South Korea and the United States began their first combined naval exercise near the peninsula in five years on Monday, a day after Pyongyang conducted a ballistic missile launch.
Washington is Seoul’s key security ally and stations about 28,500 troops in South Korea to protect it from the nuclear-armed North.
South Korea’s hawkish President Yoon Suk-yeol, who took office in May, has vowed to beef up joint military exercises with the United States, after years of failed diplomacy with North Korea under his predecessor.
“This exercise was prepared to demonstrate the strong will of the South Korea-US alliance to respond to North Korean provocations,” the South’s navy said in a statement.
The four-day exercise on South Korea’s east coast will involve more than 20 vessels and an assortment of aircraft, which will conduct drills on anti-ship and anti-submarine warfare operations, tactical maneuvers, and other maritime operations, it added.
“Through this exercise, we will further improve the ability to conduct joint operations between the naval forces of the two countries,” Kwak Kwang-sub, a senior South Korean naval officer, said in the statement.
Check out some more photos of Sailors aboard the U.S. Navy’s only forward-deployed aircraft carrier USS Ronald Reagan (CVN 76) @Gipper_76 receiving a welcome ceremony in Busan, Republic of Korea, Sept. 23. #USNavy #US7thFleet pic.twitter.com/ZBcRvwPE0M
— 7th Fleet (@US7thFleet) September 24, 2022
The drills come a day after nuclear-armed Pyongyang conducted another ballistic missile launch, the latest in its record-breaking blitz of weapons tests this year.

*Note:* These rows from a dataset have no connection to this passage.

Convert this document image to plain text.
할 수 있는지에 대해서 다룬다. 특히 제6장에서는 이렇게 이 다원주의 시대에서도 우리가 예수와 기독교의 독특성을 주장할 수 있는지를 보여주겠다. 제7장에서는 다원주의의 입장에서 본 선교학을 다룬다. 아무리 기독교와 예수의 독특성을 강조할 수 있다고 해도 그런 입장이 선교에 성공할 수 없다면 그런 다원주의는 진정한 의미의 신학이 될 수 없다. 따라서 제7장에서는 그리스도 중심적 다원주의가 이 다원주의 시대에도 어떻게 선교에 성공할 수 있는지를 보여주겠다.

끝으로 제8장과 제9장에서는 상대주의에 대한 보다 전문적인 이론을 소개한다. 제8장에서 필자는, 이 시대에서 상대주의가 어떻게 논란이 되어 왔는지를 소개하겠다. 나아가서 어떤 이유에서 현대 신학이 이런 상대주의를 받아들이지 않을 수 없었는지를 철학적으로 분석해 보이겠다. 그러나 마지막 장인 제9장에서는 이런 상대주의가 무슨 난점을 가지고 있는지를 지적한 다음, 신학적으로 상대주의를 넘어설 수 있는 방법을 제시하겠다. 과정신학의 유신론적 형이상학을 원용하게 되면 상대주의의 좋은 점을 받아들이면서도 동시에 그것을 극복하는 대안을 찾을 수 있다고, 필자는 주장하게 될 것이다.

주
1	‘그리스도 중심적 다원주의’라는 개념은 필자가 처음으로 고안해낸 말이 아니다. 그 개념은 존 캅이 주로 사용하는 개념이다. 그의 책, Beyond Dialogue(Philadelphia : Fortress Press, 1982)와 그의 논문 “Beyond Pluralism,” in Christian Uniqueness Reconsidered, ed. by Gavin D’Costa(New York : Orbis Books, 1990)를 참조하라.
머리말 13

North Korea is under multiple sets of international sanctions over its programs to develop nuclear weapons and ballistic missiles.
Seoul had also detected signs the North was preparing to fire a Submarine Launched Ballistic Missile (SLBM), the president’s office said Saturday, a weapon Pyongyang last tested in May.
Earlier this month, the North revised its nuclear law, enshrining a “first strike” doctrine and vowing never to give up its nukes.
The allies have long carried out joint exercises, which they insist are purely defensive. North Korea, however, sees them as rehearsals for an invasion.
Last month, the United States and South Korea staged their biggest combined military drills since 2018 — the resumption of large-scale training sessions that had been scaled back due to Covid-19 and the period of diplomacy with Pyongyang.